As a final note on hospitality that I think gets overlooked, I would also like to point out that the conference attendees were fantastic ambassadors for the community. I didn't personally see anyone cause problems and I felt welcome to join any conversation.
WWHF Struck Gold
If I could imagine a conference built for me, it would probably look a lot like WWHF. The small-town venue, the freshness of a second-annual event, a two-day limit on festivities, and a great community of people all came together to make my first experience in the greater InfoSec community an enjoyable one. I left with some new tools in my belt, motivation to continue learning, and the reassurance that there is a way to visit a conference in the way that works for me.
Reflecting on my time at WWHF, I feel like I am now an active participant in something that I had previously only peered into from the outer edge.

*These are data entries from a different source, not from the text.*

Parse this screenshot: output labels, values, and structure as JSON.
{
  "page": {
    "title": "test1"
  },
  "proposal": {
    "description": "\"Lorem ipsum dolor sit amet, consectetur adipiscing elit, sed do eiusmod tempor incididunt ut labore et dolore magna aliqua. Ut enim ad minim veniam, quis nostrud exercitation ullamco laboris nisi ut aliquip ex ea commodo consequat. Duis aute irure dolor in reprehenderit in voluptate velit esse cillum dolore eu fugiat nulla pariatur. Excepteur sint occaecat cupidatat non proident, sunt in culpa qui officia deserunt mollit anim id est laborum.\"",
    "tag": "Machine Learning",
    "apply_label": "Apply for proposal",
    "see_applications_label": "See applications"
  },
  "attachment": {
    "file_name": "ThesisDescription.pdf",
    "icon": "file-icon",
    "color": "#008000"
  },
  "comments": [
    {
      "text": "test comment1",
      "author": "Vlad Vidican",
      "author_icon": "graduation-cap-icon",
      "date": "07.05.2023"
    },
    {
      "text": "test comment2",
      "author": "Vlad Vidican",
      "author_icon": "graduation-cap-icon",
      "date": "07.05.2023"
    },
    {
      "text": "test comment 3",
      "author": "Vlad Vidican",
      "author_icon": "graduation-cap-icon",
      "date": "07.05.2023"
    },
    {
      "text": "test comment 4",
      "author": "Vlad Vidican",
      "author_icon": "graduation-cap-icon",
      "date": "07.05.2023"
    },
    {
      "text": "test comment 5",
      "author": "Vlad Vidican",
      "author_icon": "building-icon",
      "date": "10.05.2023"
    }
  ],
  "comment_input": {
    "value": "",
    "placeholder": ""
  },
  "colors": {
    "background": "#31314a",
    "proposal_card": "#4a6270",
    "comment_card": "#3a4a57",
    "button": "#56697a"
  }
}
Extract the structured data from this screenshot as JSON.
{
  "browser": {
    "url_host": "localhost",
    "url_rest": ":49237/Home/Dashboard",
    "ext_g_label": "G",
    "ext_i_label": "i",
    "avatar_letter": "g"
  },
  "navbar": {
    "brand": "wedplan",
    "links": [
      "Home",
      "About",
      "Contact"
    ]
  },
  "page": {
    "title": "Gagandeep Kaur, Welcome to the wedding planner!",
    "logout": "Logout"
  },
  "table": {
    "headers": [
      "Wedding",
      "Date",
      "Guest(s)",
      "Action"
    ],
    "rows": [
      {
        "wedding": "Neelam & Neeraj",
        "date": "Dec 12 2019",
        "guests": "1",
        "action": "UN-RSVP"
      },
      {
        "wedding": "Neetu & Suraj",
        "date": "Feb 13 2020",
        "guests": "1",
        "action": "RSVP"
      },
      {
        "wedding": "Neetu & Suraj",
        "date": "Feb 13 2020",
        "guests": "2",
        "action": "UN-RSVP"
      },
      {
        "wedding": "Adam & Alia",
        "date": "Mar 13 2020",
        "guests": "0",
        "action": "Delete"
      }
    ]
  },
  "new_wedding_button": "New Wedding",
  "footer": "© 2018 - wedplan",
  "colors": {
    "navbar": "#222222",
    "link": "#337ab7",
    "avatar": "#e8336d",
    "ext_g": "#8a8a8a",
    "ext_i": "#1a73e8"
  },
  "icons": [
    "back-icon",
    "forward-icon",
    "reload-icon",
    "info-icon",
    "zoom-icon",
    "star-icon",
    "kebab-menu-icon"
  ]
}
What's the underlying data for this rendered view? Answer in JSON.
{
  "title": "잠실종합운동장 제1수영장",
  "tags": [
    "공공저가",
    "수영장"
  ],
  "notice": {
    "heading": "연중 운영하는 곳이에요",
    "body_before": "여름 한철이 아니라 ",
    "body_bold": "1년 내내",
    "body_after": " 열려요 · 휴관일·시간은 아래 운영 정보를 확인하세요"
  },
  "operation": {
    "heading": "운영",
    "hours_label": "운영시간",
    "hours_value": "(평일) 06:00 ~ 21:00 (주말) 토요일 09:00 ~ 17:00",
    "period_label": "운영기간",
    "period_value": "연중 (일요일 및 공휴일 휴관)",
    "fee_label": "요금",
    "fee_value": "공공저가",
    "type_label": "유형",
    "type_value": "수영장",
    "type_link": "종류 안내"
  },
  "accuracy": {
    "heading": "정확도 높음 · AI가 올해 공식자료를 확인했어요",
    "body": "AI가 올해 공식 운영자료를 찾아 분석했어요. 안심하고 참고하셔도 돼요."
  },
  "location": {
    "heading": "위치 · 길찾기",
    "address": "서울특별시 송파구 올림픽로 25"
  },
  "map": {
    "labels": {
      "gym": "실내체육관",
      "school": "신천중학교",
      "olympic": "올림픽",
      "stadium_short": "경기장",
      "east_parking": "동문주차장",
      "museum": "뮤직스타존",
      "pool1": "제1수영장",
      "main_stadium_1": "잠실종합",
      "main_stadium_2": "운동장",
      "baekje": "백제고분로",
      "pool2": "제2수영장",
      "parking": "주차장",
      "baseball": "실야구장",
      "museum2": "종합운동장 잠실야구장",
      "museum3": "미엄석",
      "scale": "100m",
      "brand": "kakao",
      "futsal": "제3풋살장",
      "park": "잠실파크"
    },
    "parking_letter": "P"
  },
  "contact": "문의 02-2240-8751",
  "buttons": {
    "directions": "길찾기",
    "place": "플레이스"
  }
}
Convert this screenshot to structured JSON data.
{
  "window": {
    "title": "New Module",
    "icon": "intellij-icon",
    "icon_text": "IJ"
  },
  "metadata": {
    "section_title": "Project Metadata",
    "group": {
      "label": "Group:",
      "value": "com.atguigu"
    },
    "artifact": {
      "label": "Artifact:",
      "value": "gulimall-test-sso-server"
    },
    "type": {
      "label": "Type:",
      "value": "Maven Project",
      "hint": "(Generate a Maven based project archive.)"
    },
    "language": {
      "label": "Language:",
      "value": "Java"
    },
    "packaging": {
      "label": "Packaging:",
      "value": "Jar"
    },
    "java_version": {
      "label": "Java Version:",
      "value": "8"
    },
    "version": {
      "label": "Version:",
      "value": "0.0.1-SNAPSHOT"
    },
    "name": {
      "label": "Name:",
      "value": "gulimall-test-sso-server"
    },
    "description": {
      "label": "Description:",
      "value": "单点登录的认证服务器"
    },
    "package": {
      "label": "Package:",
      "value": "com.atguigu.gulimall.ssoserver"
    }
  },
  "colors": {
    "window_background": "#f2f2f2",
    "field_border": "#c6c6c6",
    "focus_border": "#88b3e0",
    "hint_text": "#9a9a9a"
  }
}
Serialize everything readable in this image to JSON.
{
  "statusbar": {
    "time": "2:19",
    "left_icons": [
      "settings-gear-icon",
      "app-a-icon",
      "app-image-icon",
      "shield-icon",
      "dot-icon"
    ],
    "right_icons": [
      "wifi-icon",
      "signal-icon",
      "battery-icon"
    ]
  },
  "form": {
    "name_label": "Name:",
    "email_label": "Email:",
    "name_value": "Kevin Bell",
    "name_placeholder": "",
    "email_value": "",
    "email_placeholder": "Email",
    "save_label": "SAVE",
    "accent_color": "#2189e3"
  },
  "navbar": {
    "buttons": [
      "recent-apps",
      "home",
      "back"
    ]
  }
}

It was inspiring to see the people I only knew from the internet with my own eyes. It was exciting to discover how small the world is as I ran into people that I knew from previous jobs or who had similar stories as mine. By the end of the conference, I was surprised to hear myself asking people for recommendations to other conferences in the future.
If I could do it again (and I plan to), I would see more of the talks and make more time to explore other labs and workshops. I would also put in a little more effort before the conference to research the speakers and plan my personal schedule to minimize the downtime trying to figure out where to go next.
I was able to pack more learning and motivation into two days than I would have ever been able to on my own. Even though I fear that I may have missed some opportunities by turning down other conferences in the past, I am glad I held out for WWHF. It was a great first con that will lead to my attendance at many more.